One of my favourite scenes is the one happening when ‘Carmencita’ is feeling downcast hidden under a table at her yard because her dad did not come to see her after her First Communion. Nonetheless, her grandma, the mother of her deceased mum, strives to cheer her up by playing ‘flamenco’ music and encouraging her to dance together. They transform the scene in such a theatrical performance of both granddaughter and grandma dancing charmingly. The music at this point is a ‘flamenco’ piece sung by Juan Gomez and Silvia Perez Cruz, unlike most of the pieces in the movie which are just orchestral tracks. This song is apparently really cheerful and emotional yet it anticipates what is about to happen, a macabre twist of black humour. (I don’t want to spoil the film.)
Nevertheless, what really bewildered me was what I realised right after I watched the movie and that I could experience again meanwhile writing this essay and listening to the soundtrack on Spotify. If you do not watch the film, if you make the exercise of closing your eyes and just listen to the music you can feel and almost tell everything is going on.

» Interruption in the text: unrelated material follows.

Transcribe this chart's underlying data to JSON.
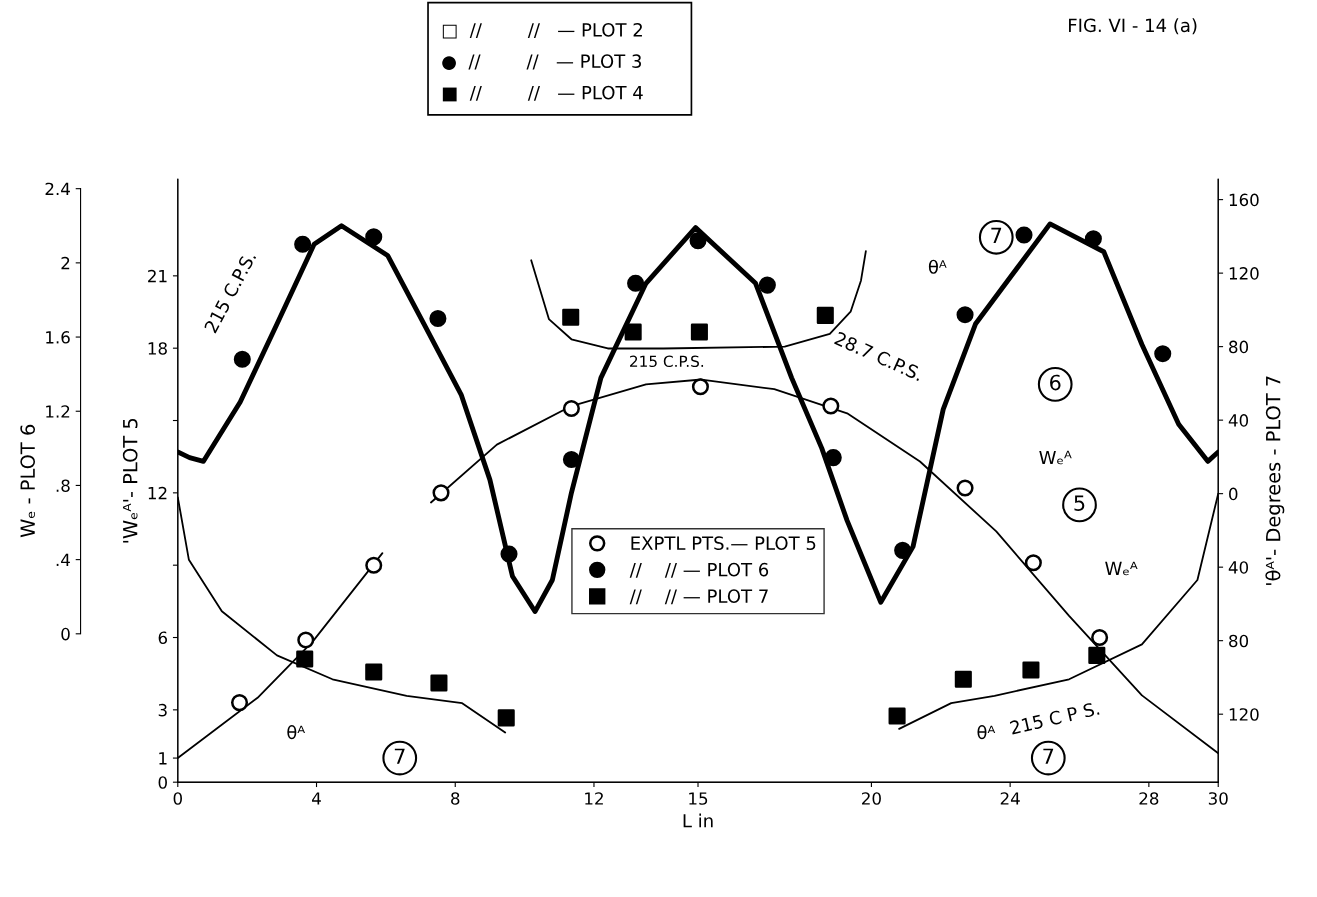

You can tell when there’s a change of scene, when there’s a tense situation, when the bull is about to gore the dad or when the evil step-mother is around. It is delightful how the music in this ambitious film could convey so much and so precisely that there was no need of image to narrate the story. I truly believe cinema like this, cinema as ear, is still factual nowadays and indeed a field yet to explore, experiment and develop.
Therefore, I perceive sound as something intrinsically related to image and whose juxtaposition creates something wonderful called cinema. What’s more, I understand that sound and image are not only a good combo but on top of that they only add more value to each other. Music and image, equally expressive medias.